Modifications to the post-October 2011 cars would include improved bottom outlet valves. The DOT-111 upgrades would include high-flow pressure relief valves, head shields, thermal protection and an improved bottom-outlet device.
That’s not to say Greenbrier views next-generation and retrofitted tank cars as panaceas. “No tank car is going to be impervious to breach, you need to start from there,” said Jack Isselmann, a spokesman for the company. “But the idea here is when a derailment occurs, you want to create a general purpose tank car that is more resistant to breach.”
Isselmann said customers face a five-figure investment for each retrofit and a six-figure outlay per next-generation car.
And while Greenbrier “will gladly receive customers who want that solution anytime,” he said, “our view is you are not going to see substantial investment until there is regulatory certainty.”
That certainty has yet to arrive. As the Associated Press recently reported, U.S. Transportation Secretary Anthony Foxx told lawmakers that regulators are working as quickly as they can to get tougher tanker car regulations written and approved.
But Foxx said some oil companies have failed to provide the data he requested. He also said the agency within his department that regulates flammable liquids is understaffed. “We have a million shipments of hazardous materials moving around this country every day, and we have 50 inspectors,” Foxx said.
For its part, the Port of Vancouver is urging federal officials to implement the highest possible safety standards and to do so quickly.

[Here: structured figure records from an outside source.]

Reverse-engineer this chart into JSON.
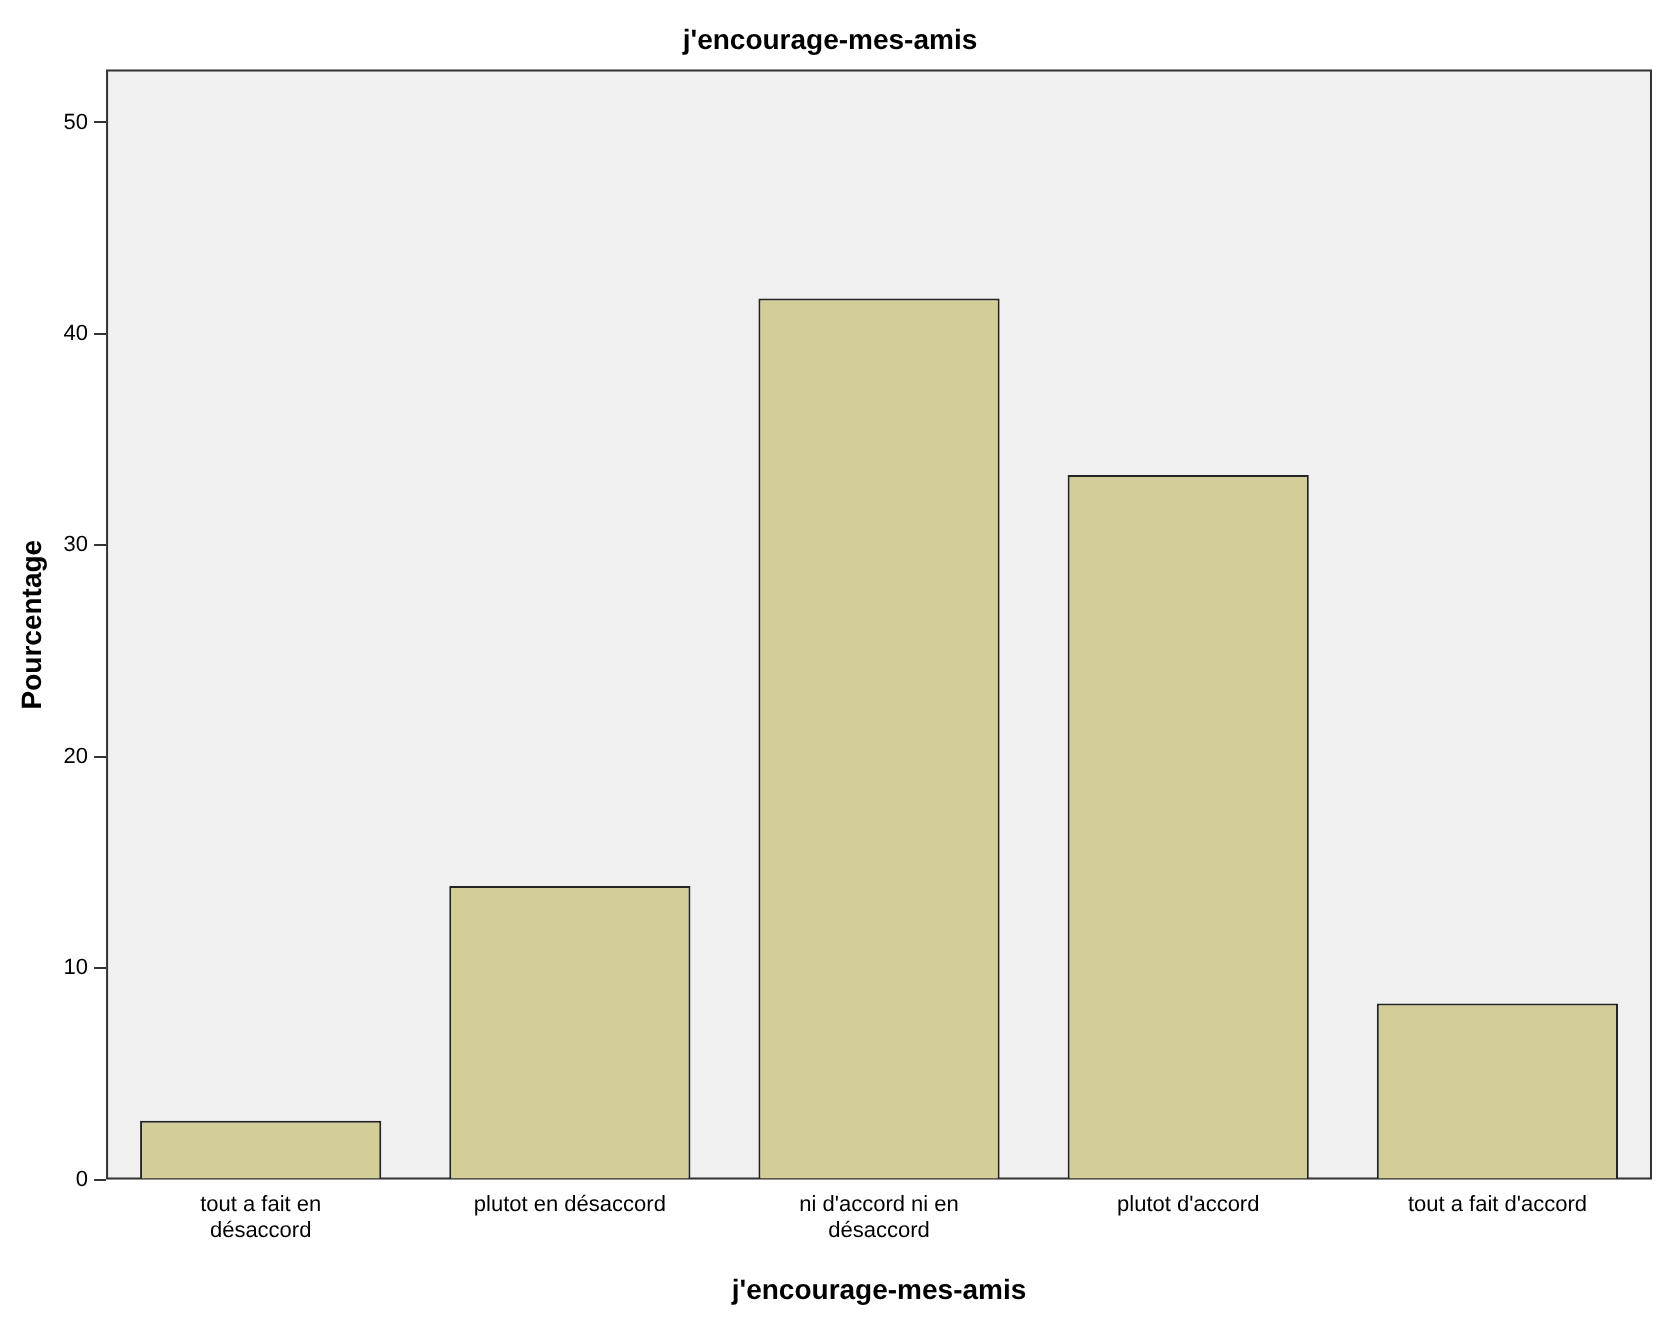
{
  "chart_data": {
    "type": "bar",
    "title": "j'encourage-mes-amis",
    "xlabel": "j'encourage-mes-amis",
    "ylabel": "Pourcentage",
    "categories": [
      "tout a fait en désaccord",
      "plutot en désaccord",
      "ni d'accord ni en désaccord",
      "plutot d'accord",
      "tout a fait d'accord"
    ],
    "values": [
      2.78,
      13.89,
      41.67,
      33.33,
      8.33
    ],
    "color": "#d3ce97",
    "ylim": [
      0,
      52.5
    ],
    "yticks": [
      0,
      10,
      20,
      30,
      40,
      50
    ],
    "grid": false,
    "legend": false
  }
}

In March, for example, Coleman and other port officials traveled to Washington, D.C., where they met with Sen. Patty Murray, D-Wash.; the staff of Sen. Maria Cantwell, D-Wash.; Rep. Jaime Herrera Beutler, R-Camas, and representatives of the U.S. Department of Transportation.
The port’s call for upgrades includes stricter standards for tank cars. As Coleman put it, the port wants the “best technology that’s out there,” including the shell, shield, thermal and other improvements planned by BNSF Railway and Greenbrier. “Make that the standard through regulations,” Coleman said.
The port also wants to see the older, DOT-111 tank cars phased out. “It wouldn’t be our place to determine exactly how that’s done but, again, sooner rather than later,” said Theresa Wagner, the port’s communications manager. Likewise, the Association of American Railroads is now calling for additional safety improvements, including a phase-out of older cars.
Critics say it’s testimony to the enormous political influence of oil companies and railroads that it has taken this long for U.S. regulators to consider action. “We have known for decades that the older model DOT-111s are unsafe,” said Eric de Place, policy director for Sightline Institute, who’s produced several analyses of oil-train safety issues. The post-October 2011 tank cars still come with serious safety flaws, he said. In fact, most cars that derailed in Lynchburg, Va., were built after 2011, including the one that ruptured and spilled 30,000 gallons of oil into the James River, according to the NTSB.
When major battery malfunctions occurred on Boeing’s flagship jets, posing a threat to public safety, regulators swiftly grounded them, de Place said. When you have outdated trains carrying volatile oil exploding and killing people, he said, “it seems to me, the right solution is to stop shipping it in those tank cars — yesterday.”